Microsoft Research and a team at Carnegie Mellon University have developed a system that can train machines to examine an image and seek to answer questions the way a human might ask them.
Microsoft's latest effort in developing the tools for artificial intelligence focus on the field of so-called 'image-question answering', which aims to automatically answer natural-language questions about the content of a given image.
That's easier than it sounds, even for a seemingly simple image of a dog sitting in a bike basket.

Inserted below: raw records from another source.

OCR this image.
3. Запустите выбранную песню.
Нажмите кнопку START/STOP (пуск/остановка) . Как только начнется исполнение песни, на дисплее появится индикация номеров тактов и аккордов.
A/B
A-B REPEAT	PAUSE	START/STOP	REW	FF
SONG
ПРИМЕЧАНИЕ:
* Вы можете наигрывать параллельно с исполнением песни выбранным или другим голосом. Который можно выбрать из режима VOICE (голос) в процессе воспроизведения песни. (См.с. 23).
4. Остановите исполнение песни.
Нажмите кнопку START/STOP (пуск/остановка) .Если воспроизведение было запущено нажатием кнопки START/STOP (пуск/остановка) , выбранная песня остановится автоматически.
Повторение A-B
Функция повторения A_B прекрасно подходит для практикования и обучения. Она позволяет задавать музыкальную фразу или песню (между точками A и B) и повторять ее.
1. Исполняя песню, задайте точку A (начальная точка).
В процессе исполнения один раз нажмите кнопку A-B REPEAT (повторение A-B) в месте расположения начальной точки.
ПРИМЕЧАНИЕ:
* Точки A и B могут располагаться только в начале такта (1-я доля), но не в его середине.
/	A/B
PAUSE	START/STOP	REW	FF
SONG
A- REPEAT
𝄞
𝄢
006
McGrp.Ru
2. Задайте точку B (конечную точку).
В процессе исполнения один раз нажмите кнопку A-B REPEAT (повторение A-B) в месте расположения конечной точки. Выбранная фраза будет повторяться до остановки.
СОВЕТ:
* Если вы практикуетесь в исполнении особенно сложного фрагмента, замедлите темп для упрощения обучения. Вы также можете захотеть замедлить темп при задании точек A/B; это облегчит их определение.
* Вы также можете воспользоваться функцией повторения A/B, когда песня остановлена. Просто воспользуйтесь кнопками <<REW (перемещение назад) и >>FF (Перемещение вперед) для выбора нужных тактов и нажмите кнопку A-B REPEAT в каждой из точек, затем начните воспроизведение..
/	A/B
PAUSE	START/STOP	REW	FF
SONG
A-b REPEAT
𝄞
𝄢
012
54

To answer the question, 'What's sitting in the basket on a bicycle?' requires multi-step reasoning, the researchers from Carnegie Mellon and Microsoft Research noted.
The system would, they pointed out, "need to first locate those objects (eg basket, bicycle) and concepts (eg sitting in) referred to in the question, then gradually rule out irrelevant objects, and finally pinpoint the regions that are most indicative to infer the answer (ie dogs in the example)."
The area of study builds on advances in computer vision and natural-language processing -- areas in which Google has also boasted progress recently using artificial neural networks.
Microsoft's answer to the multi-step reasoning challenge in image-question answering is Stack Attention Networks, offering a multi-layered approach to the "attention mechanism" that has been used to solve image captioning and machine-translation challenges. The researchers offer a deep dive into how their model works here.
Microsoft sees potential for the "breakthrough" in leading to new applications that require real-time recommendations and anticipate human needs -- for example, a warning system for bicyclists on a helmet-mounted camera.
The system could continually ask itself questions such as, 'What is on the left side behind me?' or 'Are any other bikes going to pass me from the left?' or 'Are there any runners close to me that I might not see?', Microsoft Research points out in a blog.
The idea is to model human behaviour to solve problems, which would be translated as suggestions to the biker via a speech synthesiser. The answers could include directions to avoid accidents.
Microsoft doesn't mention autonomous vehicles, but it recently made a roundabout commitment to work with Volvo on the technology, which presumably could benefit from this too.
"With this system, the image goes through deep neural networks, deciding which regions are relevant to the question, and suppressing irrelevant information," Xiaodong He, a deep-learning researcher at Microsoft Research who contributed to the paper, said.